Remedy Over Revenge

By Douglas Rushkoff. Published in The New York Times Syndicate/Guardian of London on 1 July 2001

When the Court of Appeals sent the Microsoft case and the Justice Department’s proposed “break up” remedy back to the lower courts for a fix, everyone - at least everyone in the press and punditry pen - seemed to think it marked a victory for Bill Gates. His company would now remain whole and, even if he were eventually punished, his web browser would have even more time to establish itself as the Internet’s standard. I still receive email asking why I haven’t spoken out against the decision.

Well, I haven’t criticized the Court of Appeals decision because it was right.

Having had a chance to review their findings, as well as the opportunity to speak with insiders at Redmond and a few State Attorneys General offices, I believe that this decision - rather than taking the pressure off Microsoft - could potentially deal a blow to Bill Gates far more deadly than anything Joe Klein (conceiver of the original break up plan) could dream up. And, if the lower court and Justice Department now act intelligently in their design of a new remedy, successfully break the effects of Microsoft’s longstanding monopolistic practices.

First, what happened: Judge Jackson originally found that Microsoft had a monopoly in the OS market, and was using this power of monopoly to maintain its position. Further, and wading into somewhat murkier waters, Jackson found that Microsoft was using its browser monopoly to monopolize the browser market. He then adopted Joe Klein’s remedy proposal: to break Microsoft in two. One of the new companies would be dedicated to the Windows operating system, and the other would make applications, like Microsoft Office.

The appellate court rejected the notion that Microsoft monopolized the browser market, because there is no browser market. At least no evidence of a browser market was presented; most browsers are given away. They also rejected the remedy, unsure of how it would solve any real antitrust issues.

What the court did hold up, quite emphatically, was the charge that Microsoft enjoys a monopoly over the OS market, and that it has used its monopoly power to maintain this position - illegally, by definition. Then they sent the case back for a sanely devised remedy.

The aggregate brainpower of the appellate court and its affiliated guest thinkers was, perhaps, the greatest in the modern history of jurisprudence. And their decision reflected a keen understanding of the law, technology, and the nature of business. Antitrust practitioners with whom I have consulted agree that this is one of the most intellectually rigorous decisions made by a court in recent years.

Though conceived by jurists considered to be quite friendly to Microsoft’s interests, this decision gives the Justice Department and the States Attorneys General all they need to completely resolve the situation - that is, if they can focus on something other than their spiteful (if justified) lust for vengeance against Bill Gates Evil Empire for long enough to concentrate, instead, on helping liberate the computer operating system from Microsoft’s non-competitive stranglehold.

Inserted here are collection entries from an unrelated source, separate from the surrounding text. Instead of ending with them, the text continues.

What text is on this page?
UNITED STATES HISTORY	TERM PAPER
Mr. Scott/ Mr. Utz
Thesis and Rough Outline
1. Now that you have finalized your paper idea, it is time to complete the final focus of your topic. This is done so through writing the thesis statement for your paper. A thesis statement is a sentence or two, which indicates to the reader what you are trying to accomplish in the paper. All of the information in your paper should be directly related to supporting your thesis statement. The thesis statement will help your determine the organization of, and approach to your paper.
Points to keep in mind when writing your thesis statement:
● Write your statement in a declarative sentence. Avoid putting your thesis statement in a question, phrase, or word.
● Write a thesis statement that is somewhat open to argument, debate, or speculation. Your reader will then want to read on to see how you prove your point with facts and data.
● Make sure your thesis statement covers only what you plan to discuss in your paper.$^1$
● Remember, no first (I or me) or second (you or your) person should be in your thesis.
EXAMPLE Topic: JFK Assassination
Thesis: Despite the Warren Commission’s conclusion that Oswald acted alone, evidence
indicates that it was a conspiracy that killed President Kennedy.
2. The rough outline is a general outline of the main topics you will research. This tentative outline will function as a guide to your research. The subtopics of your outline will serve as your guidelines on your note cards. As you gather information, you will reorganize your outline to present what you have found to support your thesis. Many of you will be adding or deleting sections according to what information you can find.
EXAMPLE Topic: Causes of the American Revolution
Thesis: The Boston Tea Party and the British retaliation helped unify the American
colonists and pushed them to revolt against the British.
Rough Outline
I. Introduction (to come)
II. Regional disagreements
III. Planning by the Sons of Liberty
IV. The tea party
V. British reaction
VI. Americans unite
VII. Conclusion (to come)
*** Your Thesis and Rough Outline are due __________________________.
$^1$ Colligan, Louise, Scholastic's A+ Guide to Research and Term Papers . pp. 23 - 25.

The Justice Department chose to punish and publicly humiliate Bill Gates with a break up of his company rather than addressing the need for a remedy to the OS monopoly. As the Appellate Court must have surmised, breaking up Microsoft into two companies would not change their power over the OS. It was a policy of containment, really, in which Microsoft would be allowed to maintain the monopolies it has already won, but no more.

Of course, the new spin-off company would have owned Office, already something of a monopoly in its own right. In any case, the applications company would have little motivation to compete against its parent in the OS market, as Klein believed would happen. It has every reason to keep Microsoft - for which it makes the best and ‘original’ software - healthy.

Had the Justice Department’s proposal been subjected to a hearing, as Microsoft itself suggested, these flaws would have been exposed. Now, the 7-0 appellate decision refocuses the parties and the lower court on the real issue of the case: the OS market.

So, what should the Justice Department and Attorneys General do? Focus on reintroducing innovation and competition to the browser market, rather than just punishing Bill Gates. Here’s just one such remedy: force Microsoft to license its OS to five of its competitors. Set up an auction, supervised by the Justice Department, in which companies bid for licenses to the entire Windows OS at its current stage of development, as well as its source code. Their bids can include an upfront price, ongoing licensing fees - whatever the market will bear.

Then, these five companies can take whichever direction they want in the further development of the OS. They all start with the same advantage: all those Windows-compatible programs out there will work on everyone’s OS.

Each version of Windows can follow its own development path. If, say, IBM goes in a direction that more users like, then it is their version of Windows that will begin to win market share. At least Windows will be able to evolve based on competition rather than monopoly. And Microsoft will have to compete and innovate right along with everyone else. The object is not to cripple Microsoft, but to break their monopoly and improve the climate of OS development.

Of course mine is just one possible remedy. There are many. The important thing for the Justice Department to accept is that the “conduct” restrictions and structural remedies, of which they are so fond, only feel like substantive victories. If they don’t actually introduce competition to the marketplace, they aren’t remedies at all.